Company officials raised the issue in November 1959 with the minister of Hydraulic Resources, Daniel Johnson, whose response was "mostly negative". The Tracy project, and the planned development of a hydroelectric power station on the Upper Saint-Maurice at Rapide des Coeurs, remained dormant for a while as Quebec was a few months away from a provincial election.

The new Premier, Jean Lesage, approved the new plant in May 1961, conditional to a commitment to build both the hydroelectric generating station at Rapide des Coeurs and the petrochemical plant in Varennes. The construction of the generating station and the petrochemical plant were announced on July 31. Work on the first phase of the Tracy plant started in March 1962 with United Engineers and Constructors of Philadelphia as the lead contractor. The work site employed 800 people.

The first two units were completed after Hydro-Québec's hostile takeover of SW&P and every other investor-owned public utility in the province, as part of Quebec's nationalization of electricity policy. Shortly after the 1963 buyout, Hydro ordered a second set of two units, to be built next to the first two, and gave the construction contract to Shawinigan Engineering.

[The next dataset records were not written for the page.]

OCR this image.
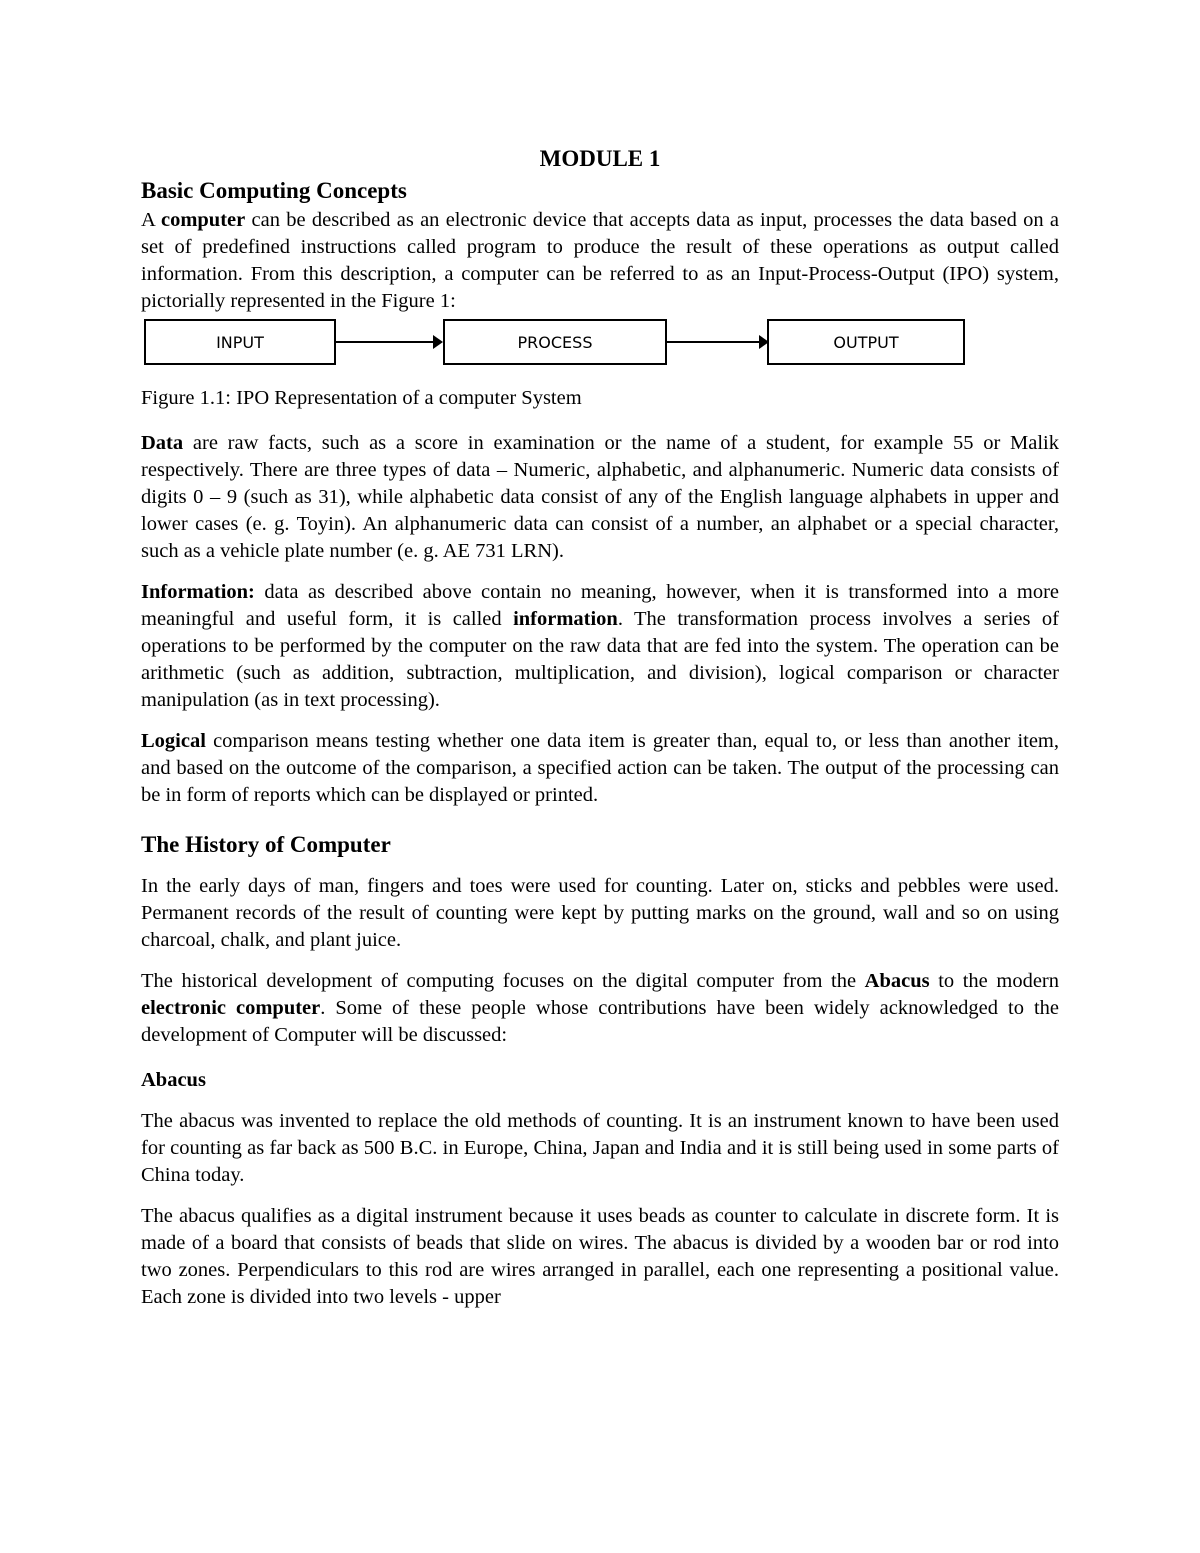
MODULE 1
Basic Computing Concepts

A computer can be described as an electronic device that accepts data as input, processes the data based on a set of predefined instructions called program to produce the result of these operations as output called information. From this description, a computer can be referred to as an Input-Process-Output (IPO) system, pictorially represented in the Figure 1:

INPUT	PROCESS	OUTPUT

Figure 1.1: IPO Representation of a computer System

Data are raw facts, such as a score in examination or the name of a student, for example 55 or Malik respectively. There are three types of data – Numeric, alphabetic, and alphanumeric. Numeric data consists of digits 0 – 9 (such as 31), while alphabetic data consist of any of the English language alphabets in upper and lower cases (e. g. Toyin). An alphanumeric data can consist of a number, an alphabet or a special character, such as a vehicle plate number (e. g. AE 731 LRN).

Information: data as described above contain no meaning, however, when it is transformed into a more meaningful and useful form, it is called information. The transformation process involves a series of operations to be performed by the computer on the raw data that are fed into the system. The operation can be arithmetic (such as addition, subtraction, multiplication, and division), logical comparison or character manipulation (as in text processing).

Logical comparison means testing whether one data item is greater than, equal to, or less than another item, and based on the outcome of the comparison, a specified action can be taken. The output of the processing can be in form of reports which can be displayed or printed.

The History of Computer

In the early days of man, fingers and toes were used for counting. Later on, sticks and pebbles were used. Permanent records of the result of counting were kept by putting marks on the ground, wall and so on using charcoal, chalk, and plant juice.

The historical development of computing focuses on the digital computer from the Abacus to the modern electronic computer. Some of these people whose contributions have been widely acknowledged to the development of Computer will be discussed:

Abacus

The abacus was invented to replace the old methods of counting. It is an instrument known to have been used for counting as far back as 500 B.C. in Europe, China, Japan and India and it is still being used in some parts of China today.

The abacus qualifies as a digital instrument because it uses beads as counter to calculate in discrete form. It is made of a board that consists of beads that slide on wires. The abacus is divided by a wooden bar or rod into two zones. Perpendiculars to this rod are wires arranged in parallel, each one representing a positional value. Each zone is divided into two levels - upper
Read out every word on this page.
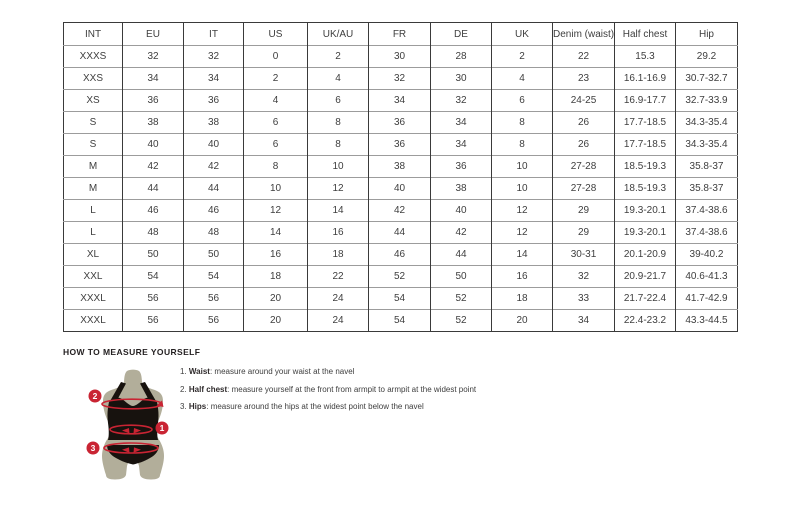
INT	EU	IT	US	UK/AU	FR	DE	UK	Denim (waist)	Half chest	Hip
XXXS	32	32	0	2	30	28	2	22	15.3	29.2
XXS	34	34	2	4	32	30	4	23	16.1-16.9	30.7-32.7
XS	36	36	4	6	34	32	6	24-25	16.9-17.7	32.7-33.9
S	38	38	6	8	36	34	8	26	17.7-18.5	34.3-35.4
S	40	40	6	8	36	34	8	26	17.7-18.5	34.3-35.4
M	42	42	8	10	38	36	10	27-28	18.5-19.3	35.8-37
M	44	44	10	12	40	38	10	27-28	18.5-19.3	35.8-37
L	46	46	12	14	42	40	12	29	19.3-20.1	37.4-38.6
L	48	48	14	16	44	42	12	29	19.3-20.1	37.4-38.6
XL	50	50	16	18	46	44	14	30-31	20.1-20.9	39-40.2
XXL	54	54	18	22	52	50	16	32	20.9-21.7	40.6-41.3
XXXL	56	56	20	24	54	52	18	33	21.7-22.4	41.7-42.9
XXXL	56	56	20	24	54	52	20	34	22.4-23.2	43.3-44.5
HOW TO MEASURE YOURSELF
2
1
3
1. Waist: measure around your waist at the navel
2. Half chest: measure yourself at the front from armpit to armpit at the widest point
3. Hips: measure around the hips at the widest point below the navel
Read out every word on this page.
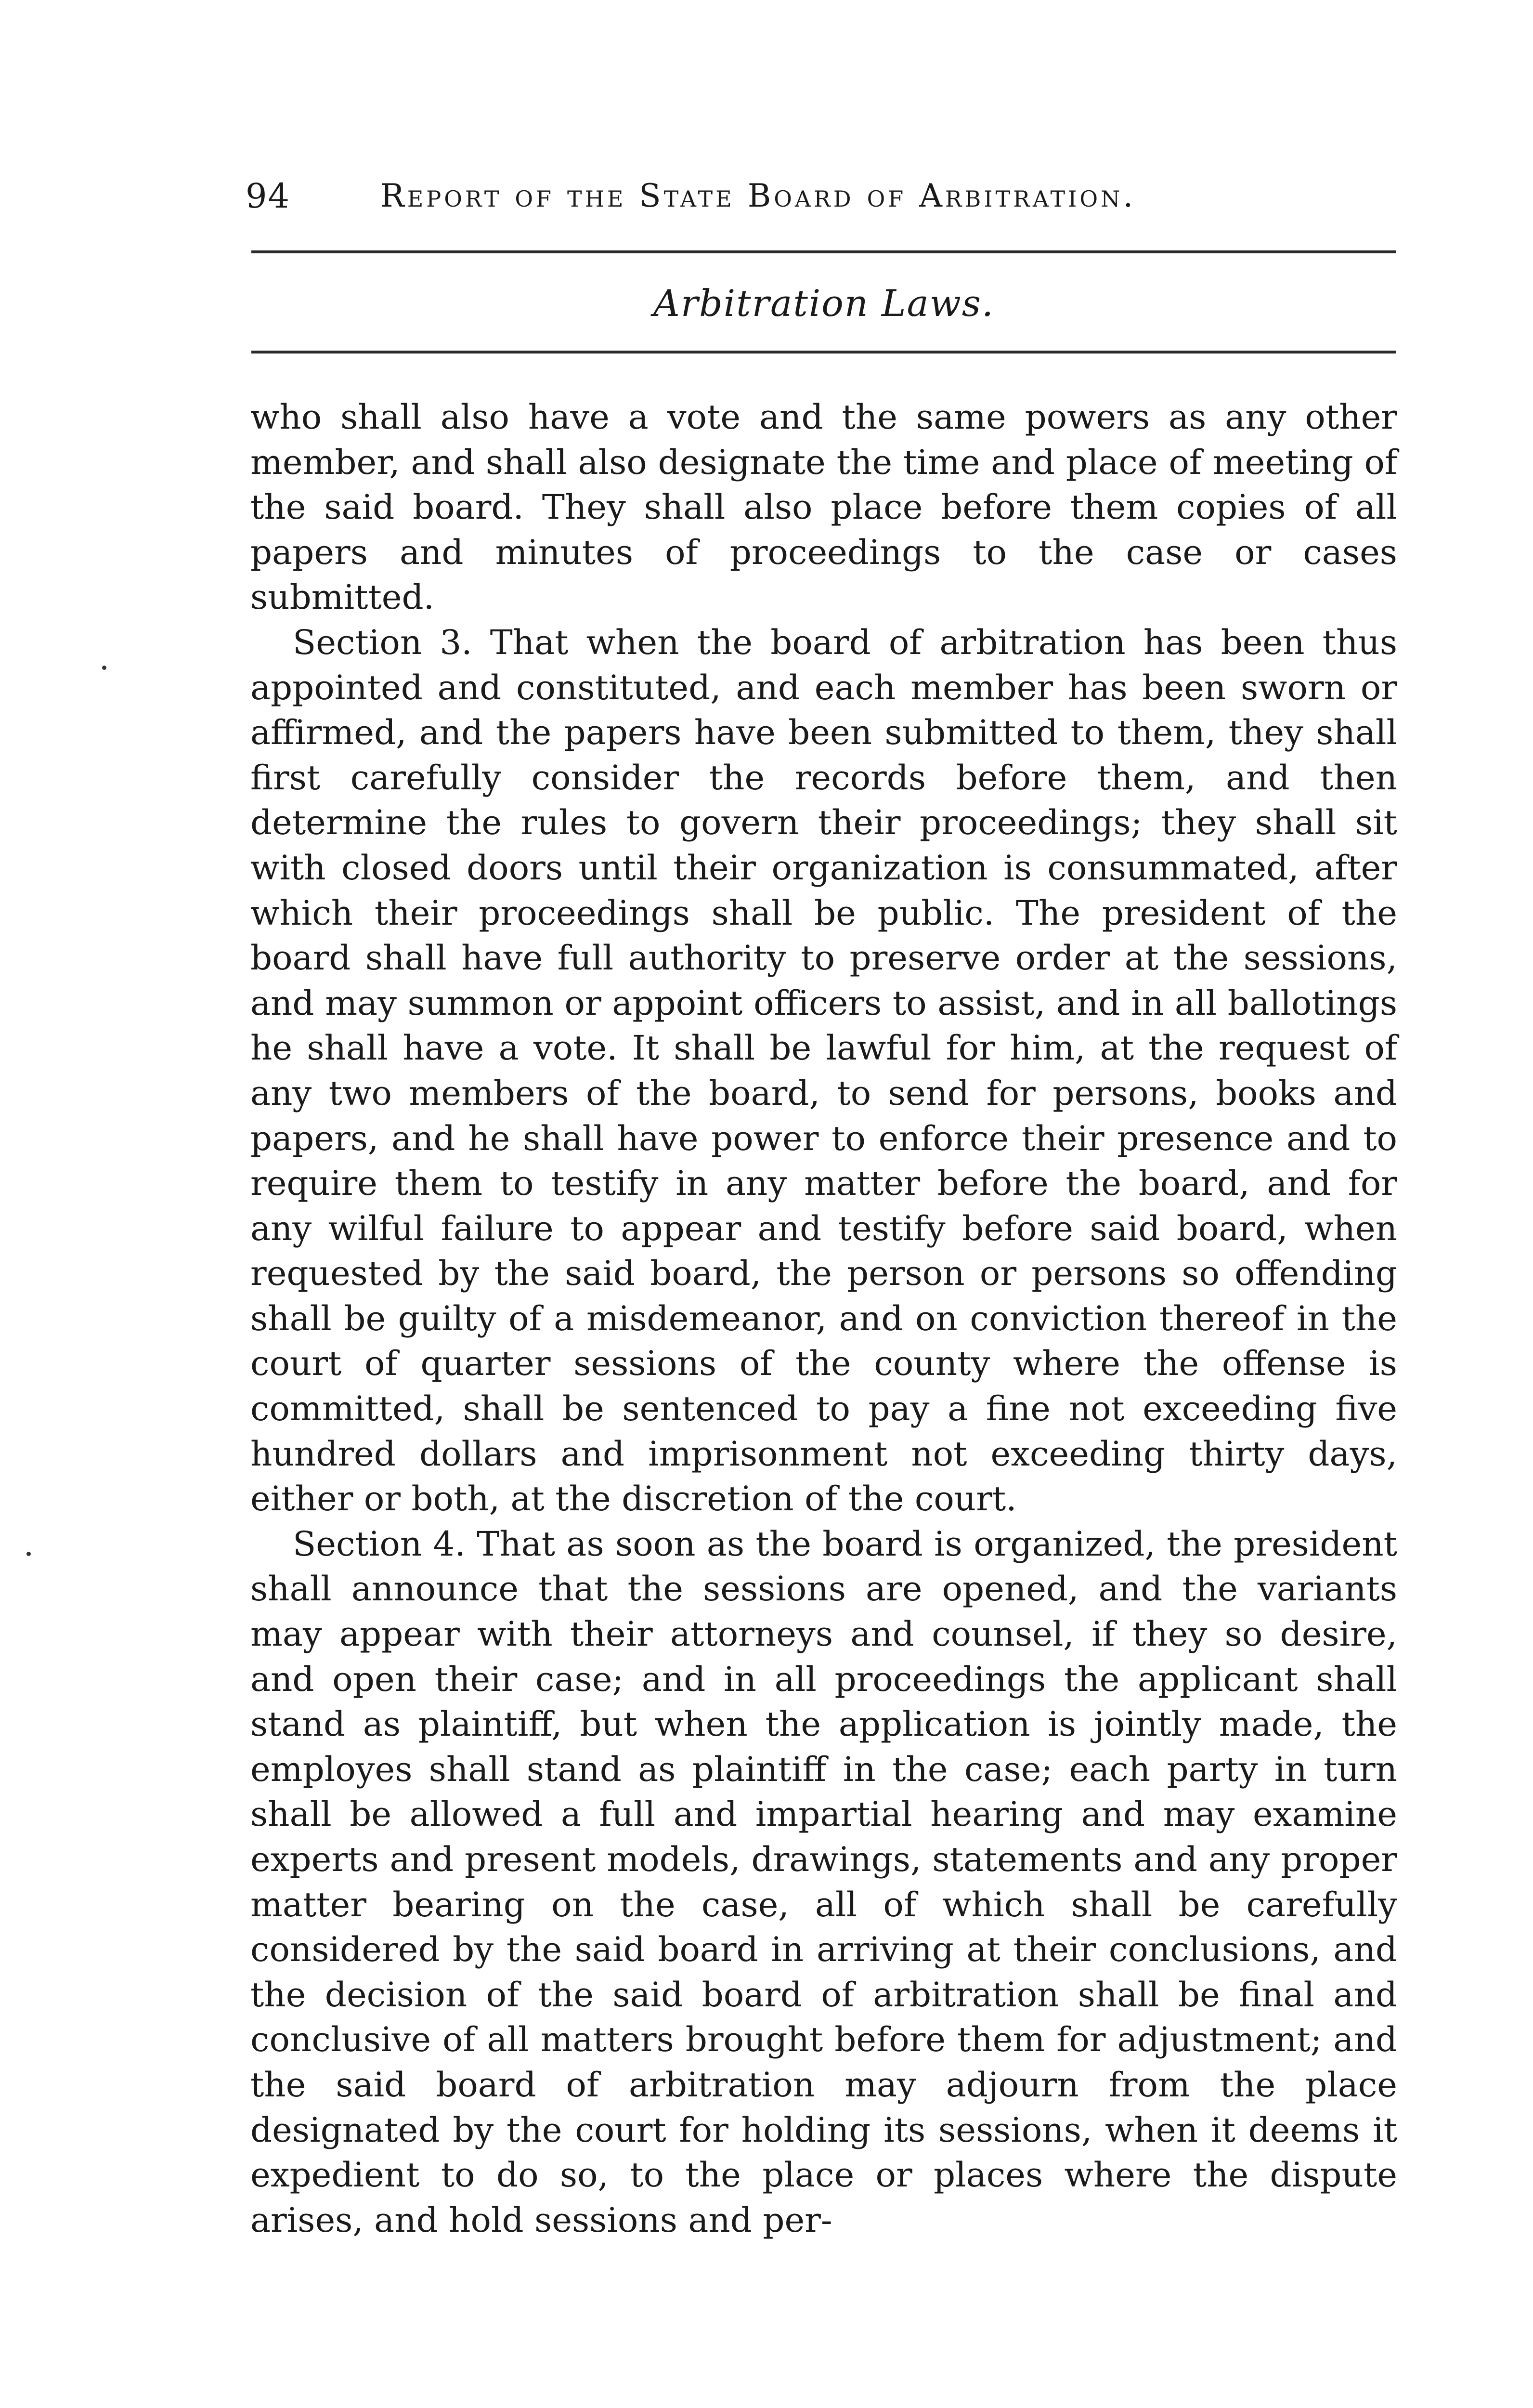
94	Report of the State Board of Arbitration.
Arbitration Laws.

who shall also have a vote and the same powers as any other member, and shall also designate the time and place of meeting of the said board. They shall also place before them copies of all papers and minutes of proceedings to the case or cases submitted.

Section 3. That when the board of arbitration has been thus appointed and constituted, and each member has been sworn or affirmed, and the papers have been submitted to them, they shall first carefully consider the records before them, and then determine the rules to govern their proceedings; they shall sit with closed doors until their organization is consummated, after which their proceedings shall be public. The president of the board shall have full authority to preserve order at the sessions, and may summon or appoint officers to assist, and in all ballotings he shall have a vote. It shall be lawful for him, at the request of any two members of the board, to send for persons, books and papers, and he shall have power to enforce their presence and to require them to testify in any matter before the board, and for any wilful failure to appear and testify before said board, when requested by the said board, the person or persons so offending shall be guilty of a misdemeanor, and on conviction thereof in the court of quarter sessions of the county where the offense is committed, shall be sentenced to pay a fine not exceeding five hundred dollars and imprisonment not exceeding thirty days, either or both, at the discretion of the court.

Section 4. That as soon as the board is organized, the president shall announce that the sessions are opened, and the variants may appear with their attorneys and counsel, if they so desire, and open their case; and in all proceedings the applicant shall stand as plaintiff, but when the application is jointly made, the employes shall stand as plaintiff in the case; each party in turn shall be allowed a full and impartial hearing and may examine experts and present models, drawings, statements and any proper matter bearing on the case, all of which shall be carefully considered by the said board in arriving at their conclusions, and the decision of the said board of arbitration shall be final and conclusive of all matters brought before them for adjustment; and the said board of arbitration may adjourn from the place designated by the court for holding its sessions, when it deems it expedient to do so, to the place or places where the dispute arises, and hold sessions and per-
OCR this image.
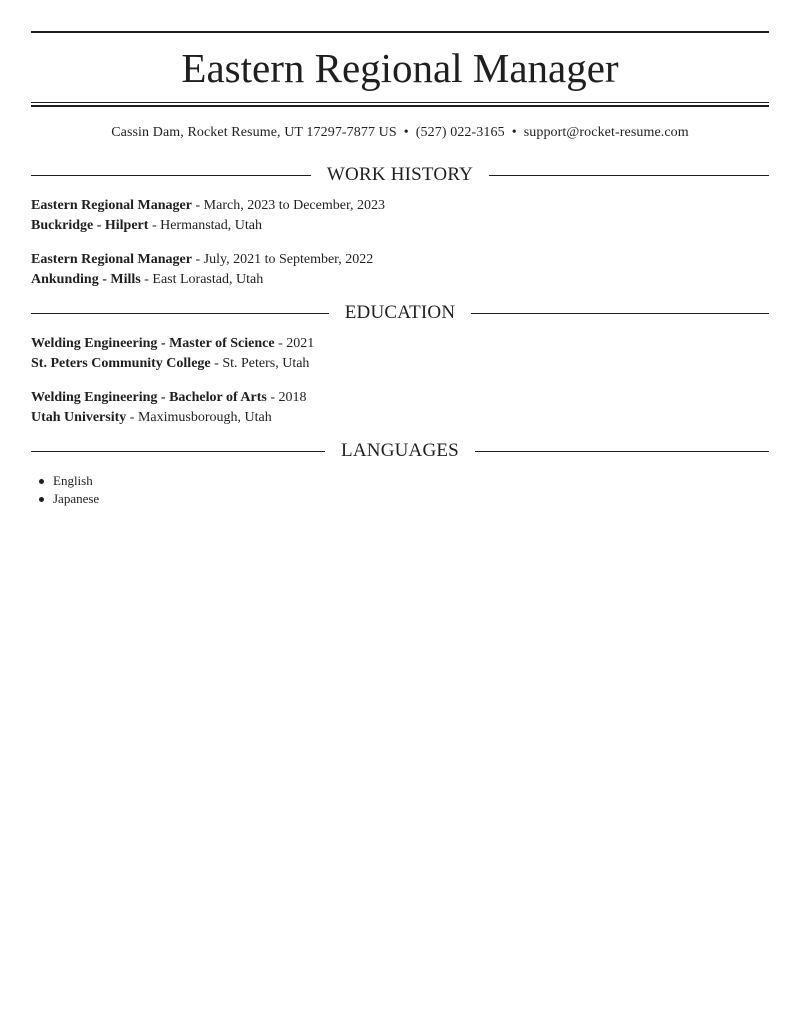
Eastern Regional Manager
Cassin Dam, Rocket Resume, UT 17297-7877 US • (527) 022-3165 • support@rocket-resume.com
WORK HISTORY
Eastern Regional Manager - March, 2023 to December, 2023
Buckridge - Hilpert - Hermanstad, Utah
Eastern Regional Manager - July, 2021 to September, 2022
Ankunding - Mills - East Lorastad, Utah
EDUCATION
Welding Engineering - Master of Science - 2021
St. Peters Community College - St. Peters, Utah
Welding Engineering - Bachelor of Arts - 2018
Utah University - Maximusborough, Utah
LANGUAGES
English
Japanese
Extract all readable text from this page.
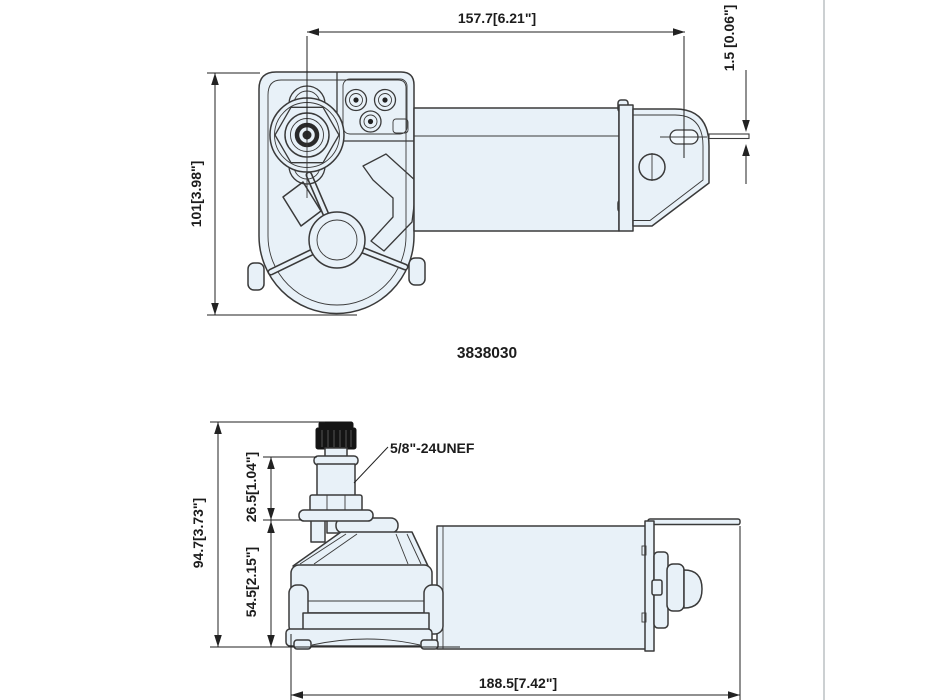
157.7[6.21"]
101[3.98"]
1.5 [0.06"]
3838030
5/8"-24UNEF
94.7[3.73"]
26.5[1.04"]
54.5[2.15"]
188.5[7.42"]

Work started in March 1965, and the last unit was delivered in February 1968.

In a booklet published by the public relations branch of Hydro-Québec in August 1965, shortly after the commissioning of the second unit, the utility explains its decision to upgrade the plant by "the urgent need to ensure extra capacity now and the advisability of creating an adequate reserve for future operations", adding that the role of the plant would change over its operating life. Cheaper to build than a hydroelectric power station and located closer to the major load centres, the plant could be used as spare capacity to supply peak-hour energy to the system, supplement hydro production in low-water years, and could come on-line during power outages or act as synchronous condensers, providing reactive power to control the voltage on the grid.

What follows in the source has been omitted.